Our findings concur with other studies in which texture metrics derived from histograms demonstrated significant associations with OS, stage of disease and likelihood of treatment response in OC [16, 26, 27]. However, such studies included fewer patients and used different texture analysis software packages.

Texture metrics are dependent on several parameters [28]. The technical implementation of each metric, the segmentation method used, scan acquisition, image smoothing, influence of quantisation and reconstruction parameters all influence the texture analysis results [3, 11, 29]. There are also limitations specific to PET images, given the relatively large voxel volume and presence of noise artefact [30]. Standardisation of texture analysis techniques are essential for multi-centre comparison studies and development of externally validated prognostic models [11, 31].

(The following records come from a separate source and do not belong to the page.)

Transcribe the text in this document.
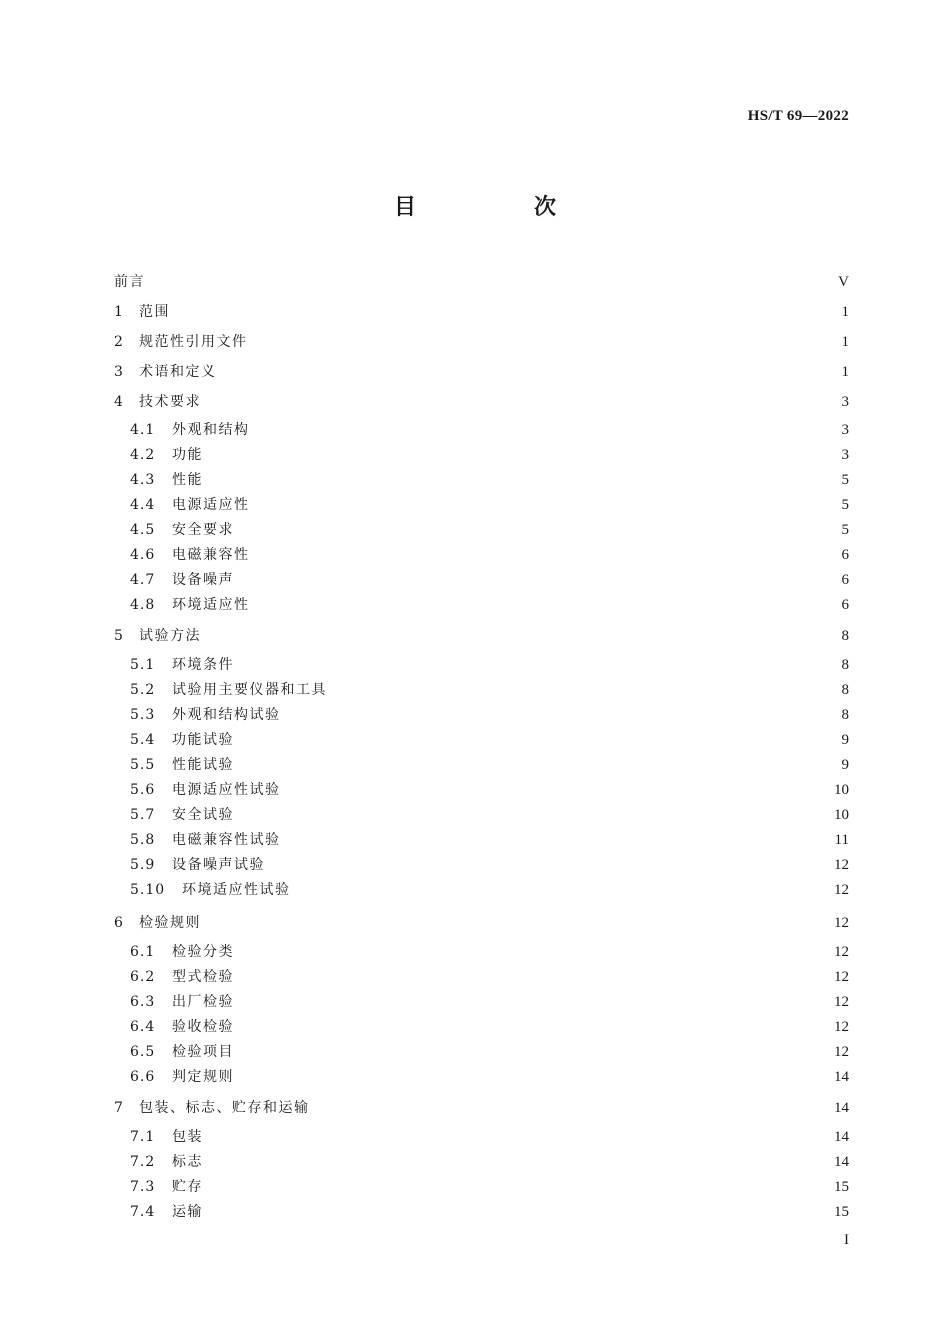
HS/T 69—2022
目　次
前言	V
1	范围	1
2	规范性引用文件	1
3	术语和定义	1
4	技术要求	3
4.1	外观和结构	3
4.2	功能	3
4.3	性能	5
4.4	电源适应性	5
4.5	安全要求	5
4.6	电磁兼容性	6
4.7	设备噪声	6
4.8	环境适应性	6
5	试验方法	8
5.1	环境条件	8
5.2	试验用主要仪器和工具	8
5.3	外观和结构试验	8
5.4	功能试验	9
5.5	性能试验	9
5.6	电源适应性试验	10
5.7	安全试验	10
5.8	电磁兼容性试验	11
5.9	设备噪声试验	12
5.10	环境适应性试验	12
6	检验规则	12
6.1	检验分类	12
6.2	型式检验	12
6.3	出厂检验	12
6.4	验收检验	12
6.5	检验项目	12
6.6	判定规则	14
7	包装、标志、贮存和运输	14
7.1	包装	14
7.2	标志	14
7.3	贮存	15
7.4	运输	15
I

In this study, the texture metrics were derived using the ATLAAS algorithm and a standardised workflow was implemented to ensure reproducible and consistent methods. The benefit of ATLAAS is that the best fitting PET automatic segmentation (PET-AS) method is selected in each individual case from a range of segmentation methods that are built into the ATLAAS algorithm. Commonly used PET-AS methods built into the ATLAAS algorithm include adaptive thresholding, Fuzzy C-means (FCM) and region-growing (RG) methods [9]. ATLAAS was originally designed and tested on patients with FDG-avid head and neck tumours. However, it is also applicable to other FDG-avid tumour sites and validation studies are on-going at our institution. Although a new version of ATLAAS had not specifically been designed for this prognostic OC model, visual inspection of the segmented tumour was performed in each case to ensure an appropriate contour had been produced. A benefit of ATLAAS is that tumour segmentation occurs within seconds once the bounding box has been created.

Strengths of study

This study provides development and internal validation of a prognostic model incorporating PET texture metrics in 403 patients with OC. ATLAAS is a novel machine-learning method that provides robust segmentation results and removes variability by standardising image segmentation. Appropriate statistical methods have been used in this study [23]. The regional upper GI cancer MDT covers a large population of approximately 1.4 million and benefits from the input of highly experienced radiologists, oncologists and surgeons [32].

Limitations of study

As this study is retrospective, treatment was included in the model and simplified into two groups, curative and palliative. However, the test for interaction showed that the prognostic score could be used in both curative and palliative cohorts with no significant difference in performance. This prognostic model excludes patients with an MTV of less than 5 ml because the quality of the additional data obtained from these models in uncertain [19]. This criterion excludes 11.6% of potential patients from this study. Another prognostic model including small tumour volumes should be developed for these patients but this model is applicable to many patients with FDG-avid oesophageal tumours.

In conclusion, this large study has developed and validated a prognostic model that demonstrates the additional value of PET texture analysis in OC staging. Three PET metrics, log(TLG), log(Histogram Energy) and Histogram Kurtosis, were identified as potentially important variables. These metrics were derived using ATLAAS, a novel machine-learning method designed to optimise and standardise image segmentation. This prognostic model requires further internal and external validation but may be used as a ‘benchmark’ for further studies investigating the value of PET texture analysis in OC. This study highlights the additional benefit of quantitative imaging techniques in cancer staging, which have the potential to improve patient risk stratification.